Bisogna proprio essere aguzzini che gustano la voluttà dell'altrui sventura, per tenere degli infelici cento e più ore sotto l'impressione che il sesto della loro sentenza verrà consumata in una tana senza luce e senz'aria!
Nel cubicolo siamo rimasti due giorni e mezzo.
Durante questo primo periodo, non abbiamo visto che una ombra che passò dalla nostra cella con una parola per ogni buco: coraggio!
L'ombra era il cappellano.
Uscimmo storditi. Ci palpavamo la nuca e guardavamo il cielo come abbacinati. Erano bastati due giorni e mezzo per solcarci le guance e imbrutirci come gente che si levasse da una sbornia potentissima.
Ci scambiammo su per giù gli stessi pensieri.
- Credetti di morire, sapete. Mancavo d'aria: avevo bisogno di moto e di luce, soprattutto di luce, soprattutto di moto, soprattutto d'aria.
Don Davide aveva avuto delle nausee che lo avevano impensierito.
- Ci fu un momento in cui dovetti raccogliermi e pregare il Signore Iddio.
Costantino Lazzari aveva l'aria di uno smemorato.
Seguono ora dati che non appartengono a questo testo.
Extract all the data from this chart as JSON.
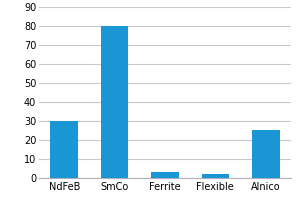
{
  "categories": [
    "NdFeB",
    "SmCo",
    "Ferrite",
    "Flexible",
    "Alnico"
  ],
  "values": [
    30,
    80,
    3,
    2,
    25
  ],
  "bar_color": "#1a96d4",
  "ylim": [
    0,
    90
  ],
  "yticks": [
    0,
    10,
    20,
    30,
    40,
    50,
    60,
    70,
    80,
    90
  ],
  "grid_color": "#c8c8d0",
  "background_color": "#ffffff",
  "bar_width": 0.55,
  "tick_fontsize": 7,
  "spine_color": "#b0b0b8"
}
Si palpeggiava il collo e continuava a battere i piedi in terra come per ridar loro la circolazione del sangue.
Ci si condusse al passeggio in un cortiletto che sentiva del luogo. Non avevamo che uno spazio di pochi passi inquadrato da muraglie giallognole, scrostate e sbullettate. Col dorso verso la torricella, dalle finte finestre, che usciva da un angolo dell'edificio, vedevamo un largo verde di Capra Zoppa. La torricella era triste e ci ricordava che in essa erano le celle più orribili del reclusorio.